Los murales de Ixmiquilpan fueron ejecutados usando la técnica de pintura al temple (a veces llamado fresco secco en italiano, de ahí viene la mencionada confusión terminológica). En esta técnica, los pigmentos son fijados en la superficie seca, totalmente fraguada, del muro, utilizando algún aglutinante. En Europa se usaba la yema de huevo y varios tipos de colas para este propósito. Es posible que los pintores indígenas de Ixmiquilpan hayan empleado alguna técnica mesoamericana. Algunos agentes aglutinantes usados antes de la Conquista eran la baba de nopal, otra sustancia derivada de las orquídeas, la goma del mezquite y el aceite de chía.

La observación visual de estas pinturas permite una reconstrucción tentativa del proceso empleado para su ejecución.
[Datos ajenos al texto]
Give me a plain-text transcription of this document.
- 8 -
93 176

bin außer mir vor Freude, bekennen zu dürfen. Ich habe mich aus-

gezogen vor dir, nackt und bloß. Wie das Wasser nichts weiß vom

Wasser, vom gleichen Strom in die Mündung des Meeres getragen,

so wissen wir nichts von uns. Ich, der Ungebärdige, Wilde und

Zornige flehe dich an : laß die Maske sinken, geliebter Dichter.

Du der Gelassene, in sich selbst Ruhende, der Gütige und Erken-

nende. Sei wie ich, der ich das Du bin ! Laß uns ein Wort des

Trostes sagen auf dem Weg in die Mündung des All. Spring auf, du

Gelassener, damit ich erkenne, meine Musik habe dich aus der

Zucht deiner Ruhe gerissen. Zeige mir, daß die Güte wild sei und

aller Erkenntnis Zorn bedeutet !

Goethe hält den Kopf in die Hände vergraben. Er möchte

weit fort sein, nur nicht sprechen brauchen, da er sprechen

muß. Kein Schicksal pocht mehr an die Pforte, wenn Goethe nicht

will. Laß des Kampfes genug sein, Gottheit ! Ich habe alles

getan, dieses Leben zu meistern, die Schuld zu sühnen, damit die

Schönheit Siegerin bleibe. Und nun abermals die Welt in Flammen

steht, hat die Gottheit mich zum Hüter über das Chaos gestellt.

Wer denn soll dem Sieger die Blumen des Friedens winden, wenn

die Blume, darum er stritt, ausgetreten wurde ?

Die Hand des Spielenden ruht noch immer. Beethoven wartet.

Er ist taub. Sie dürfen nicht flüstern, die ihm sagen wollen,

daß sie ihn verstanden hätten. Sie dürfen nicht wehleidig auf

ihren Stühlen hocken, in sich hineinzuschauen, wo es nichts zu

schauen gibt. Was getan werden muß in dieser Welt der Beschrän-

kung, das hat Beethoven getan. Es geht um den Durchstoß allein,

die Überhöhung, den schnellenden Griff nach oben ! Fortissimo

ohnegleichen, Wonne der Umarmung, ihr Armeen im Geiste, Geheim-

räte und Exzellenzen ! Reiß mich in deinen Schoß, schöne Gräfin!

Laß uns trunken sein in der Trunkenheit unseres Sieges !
Sobre una superficie de estuco blanco, previamente pulida, el diseño inicial fue aplicado usando cartones. (El uso de los cartones parece ser una técnica de origen europeo.) Los contornos fueron delineados con pintura negra diluida, con la cual se introducían cambios, con cierta libertad y creatividad. Luego se aplicaron los colores. Finalmente los contornos fueron repasados con líneas negras más oscuras.